Feeling chained to your desk these days?
You are not alone! With the evolution of the office and computer work environment, many people spend their days sitting on a chair and staring at a computer screen. If only office companies would have thought of outdoor office spaces!
With the increased time spent sitting (at our desks, in our car, at the dinner table) we run the risk of developing various aches and pains. Follow these 5 simple steps on how to improve your work station:
- Adjust the height of the chair. Your feet should be flat on the floor, which allows for your hips and pelvis to be at the same height. Use a footrest if your chair is not adjustable, and resist the temptation to cross your legs while sitting! This position will decrease circulation to your legs and feet.
- Keep your wrists in neutral position. Avoid bending your wrists sharply upwards or downwards to type. Make sure that if you are using a wrist rest that it doesn’t force your wrists to excessively bend down! Try to opt for a “split-design” keyboard.
- Adjust your monitor. Ideally, the centre of the monitor should sit at eye level and always directly in front of your face and about an arm’s length away.
- Keep your mouse as close to you as possible. A mouse pad may be useful in keeping your wrist from bending awkwardly.
- Get up and move! Every 30-45 minutes, stand and do a few quick stretches. Sitting for long periods will create soreness in your muscles and joints. If you are in your car or trying to stay awake during that important quarterly meeting, at least shift your weight in your chair and do a few neck and shoulder stretches.

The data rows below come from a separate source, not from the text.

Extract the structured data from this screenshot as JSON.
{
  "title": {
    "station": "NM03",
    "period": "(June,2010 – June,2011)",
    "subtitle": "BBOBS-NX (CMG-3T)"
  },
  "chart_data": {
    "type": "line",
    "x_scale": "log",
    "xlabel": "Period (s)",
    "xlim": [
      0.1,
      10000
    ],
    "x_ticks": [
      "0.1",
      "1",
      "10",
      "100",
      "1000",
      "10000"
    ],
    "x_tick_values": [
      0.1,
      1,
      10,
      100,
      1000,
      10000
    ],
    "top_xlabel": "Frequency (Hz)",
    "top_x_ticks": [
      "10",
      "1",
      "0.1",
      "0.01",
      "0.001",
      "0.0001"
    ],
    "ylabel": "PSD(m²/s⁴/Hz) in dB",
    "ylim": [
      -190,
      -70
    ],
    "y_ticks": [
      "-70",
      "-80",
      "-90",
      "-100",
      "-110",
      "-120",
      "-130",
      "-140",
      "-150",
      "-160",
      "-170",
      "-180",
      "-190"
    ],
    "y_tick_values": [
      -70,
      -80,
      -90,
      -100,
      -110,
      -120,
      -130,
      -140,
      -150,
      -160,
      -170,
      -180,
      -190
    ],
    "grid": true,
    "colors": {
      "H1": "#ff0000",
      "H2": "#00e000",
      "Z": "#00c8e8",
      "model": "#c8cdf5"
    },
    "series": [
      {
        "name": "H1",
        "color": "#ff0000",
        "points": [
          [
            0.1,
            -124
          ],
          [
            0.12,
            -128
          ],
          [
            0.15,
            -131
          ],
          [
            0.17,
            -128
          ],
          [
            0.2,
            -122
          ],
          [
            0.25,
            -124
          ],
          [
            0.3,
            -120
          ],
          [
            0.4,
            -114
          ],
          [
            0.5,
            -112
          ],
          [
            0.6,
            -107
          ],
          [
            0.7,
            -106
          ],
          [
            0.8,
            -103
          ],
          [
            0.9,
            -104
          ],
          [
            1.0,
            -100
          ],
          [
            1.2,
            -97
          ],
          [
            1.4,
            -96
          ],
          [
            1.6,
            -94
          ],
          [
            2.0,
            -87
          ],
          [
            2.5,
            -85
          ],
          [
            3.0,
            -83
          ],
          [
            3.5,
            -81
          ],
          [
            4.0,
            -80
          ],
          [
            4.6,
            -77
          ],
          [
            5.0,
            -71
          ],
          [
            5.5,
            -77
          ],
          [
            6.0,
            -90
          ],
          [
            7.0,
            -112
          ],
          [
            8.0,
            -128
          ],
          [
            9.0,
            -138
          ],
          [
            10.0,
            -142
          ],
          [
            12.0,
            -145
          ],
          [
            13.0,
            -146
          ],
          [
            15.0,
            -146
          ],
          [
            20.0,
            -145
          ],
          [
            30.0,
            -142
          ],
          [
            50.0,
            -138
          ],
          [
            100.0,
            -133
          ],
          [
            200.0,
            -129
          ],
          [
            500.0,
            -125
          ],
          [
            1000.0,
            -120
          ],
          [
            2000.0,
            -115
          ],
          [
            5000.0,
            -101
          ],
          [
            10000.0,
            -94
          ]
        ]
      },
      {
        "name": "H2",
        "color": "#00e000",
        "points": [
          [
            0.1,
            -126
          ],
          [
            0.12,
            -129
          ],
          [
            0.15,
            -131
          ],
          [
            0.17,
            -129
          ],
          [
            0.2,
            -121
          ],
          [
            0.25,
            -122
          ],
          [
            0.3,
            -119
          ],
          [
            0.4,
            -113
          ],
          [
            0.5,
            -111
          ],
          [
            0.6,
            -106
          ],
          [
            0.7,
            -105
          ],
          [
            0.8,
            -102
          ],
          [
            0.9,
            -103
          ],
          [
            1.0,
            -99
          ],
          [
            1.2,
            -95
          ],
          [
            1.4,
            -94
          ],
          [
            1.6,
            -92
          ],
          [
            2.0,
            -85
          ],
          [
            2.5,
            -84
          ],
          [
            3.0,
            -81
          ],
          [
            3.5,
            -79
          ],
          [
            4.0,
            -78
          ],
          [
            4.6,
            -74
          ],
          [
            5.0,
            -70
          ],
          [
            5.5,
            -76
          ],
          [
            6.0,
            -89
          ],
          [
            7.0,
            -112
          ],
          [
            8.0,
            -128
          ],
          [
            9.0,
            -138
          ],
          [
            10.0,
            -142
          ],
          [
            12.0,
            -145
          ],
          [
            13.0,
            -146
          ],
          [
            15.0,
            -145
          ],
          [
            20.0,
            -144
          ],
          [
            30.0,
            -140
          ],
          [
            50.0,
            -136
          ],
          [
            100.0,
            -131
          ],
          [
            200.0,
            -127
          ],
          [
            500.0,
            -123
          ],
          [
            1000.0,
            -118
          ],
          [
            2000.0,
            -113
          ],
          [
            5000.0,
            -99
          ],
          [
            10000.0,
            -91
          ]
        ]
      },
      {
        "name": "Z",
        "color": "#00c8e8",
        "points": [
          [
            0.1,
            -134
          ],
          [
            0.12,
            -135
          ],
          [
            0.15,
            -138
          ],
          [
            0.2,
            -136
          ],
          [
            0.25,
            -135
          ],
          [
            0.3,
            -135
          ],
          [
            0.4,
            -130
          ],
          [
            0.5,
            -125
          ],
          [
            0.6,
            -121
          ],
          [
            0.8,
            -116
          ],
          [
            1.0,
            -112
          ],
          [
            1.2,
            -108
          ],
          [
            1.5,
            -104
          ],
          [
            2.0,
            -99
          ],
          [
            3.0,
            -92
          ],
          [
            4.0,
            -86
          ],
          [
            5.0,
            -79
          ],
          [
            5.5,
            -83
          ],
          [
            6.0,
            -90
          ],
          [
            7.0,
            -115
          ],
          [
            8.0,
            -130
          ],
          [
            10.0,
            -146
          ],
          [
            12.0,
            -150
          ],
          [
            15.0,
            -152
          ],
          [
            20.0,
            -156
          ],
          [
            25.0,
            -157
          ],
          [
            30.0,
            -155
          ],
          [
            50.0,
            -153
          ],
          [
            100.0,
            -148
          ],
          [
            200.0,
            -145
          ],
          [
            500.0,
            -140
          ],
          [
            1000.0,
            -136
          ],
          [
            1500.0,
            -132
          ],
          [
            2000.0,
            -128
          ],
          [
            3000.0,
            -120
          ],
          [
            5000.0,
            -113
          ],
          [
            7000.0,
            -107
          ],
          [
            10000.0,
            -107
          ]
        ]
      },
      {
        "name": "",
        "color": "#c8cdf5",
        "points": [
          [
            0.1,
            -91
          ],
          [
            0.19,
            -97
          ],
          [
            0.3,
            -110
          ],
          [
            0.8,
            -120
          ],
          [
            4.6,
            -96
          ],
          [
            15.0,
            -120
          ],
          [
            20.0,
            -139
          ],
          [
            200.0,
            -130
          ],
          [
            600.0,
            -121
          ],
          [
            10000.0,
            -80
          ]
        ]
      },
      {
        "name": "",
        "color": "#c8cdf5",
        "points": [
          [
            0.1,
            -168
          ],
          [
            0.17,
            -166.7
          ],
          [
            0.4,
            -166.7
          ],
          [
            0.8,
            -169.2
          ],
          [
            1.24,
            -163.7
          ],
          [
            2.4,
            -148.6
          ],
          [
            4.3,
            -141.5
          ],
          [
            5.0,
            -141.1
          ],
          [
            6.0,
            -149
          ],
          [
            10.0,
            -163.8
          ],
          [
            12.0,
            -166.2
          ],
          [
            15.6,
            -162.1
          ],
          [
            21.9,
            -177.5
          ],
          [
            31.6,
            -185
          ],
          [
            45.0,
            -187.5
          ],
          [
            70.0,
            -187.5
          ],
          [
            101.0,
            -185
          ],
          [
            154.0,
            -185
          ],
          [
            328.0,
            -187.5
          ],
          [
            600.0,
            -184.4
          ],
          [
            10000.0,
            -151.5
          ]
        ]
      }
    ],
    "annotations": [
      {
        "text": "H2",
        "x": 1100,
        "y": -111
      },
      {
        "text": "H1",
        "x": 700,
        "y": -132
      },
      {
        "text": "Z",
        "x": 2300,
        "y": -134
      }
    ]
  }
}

Apart from sitting for long periods, our backs can also be injured and get achy from improper lifting techniques. Keep these tips in mind next time you need to lift a heavy object:
- Check it out before risking putting your back out. Test the weight of the object, and where it needs to be placed. Does it have handles? If it’s too heavy or an awkward shape, make sure to ask for help.
- Get as close as possible to the object. Place your feet wide to give yourself a stable base.
- Save the twist for the dance floor. Keep your body facing the object when you lift and carry it.
- Lifting from a low level? Don’t even think about bending from that waist. Bend from your hips and knees instead. Alternatively, you could lower down on one knee and slide the object toward you before pushing your body upwards.
- Make it smooth. Don’t jerk your body back up as you lift. Use your arms and legs. Keep the object close to your body, take a breath and at the exhale tighten your core muscles to brace your back. Bend your elbows and straighten your knees to lift the object up. While carrying, keep the object close to your body at all times.
- Pushing is usually easier then pulling. If you have to pull, keep the cart at your side to avoid extending your back.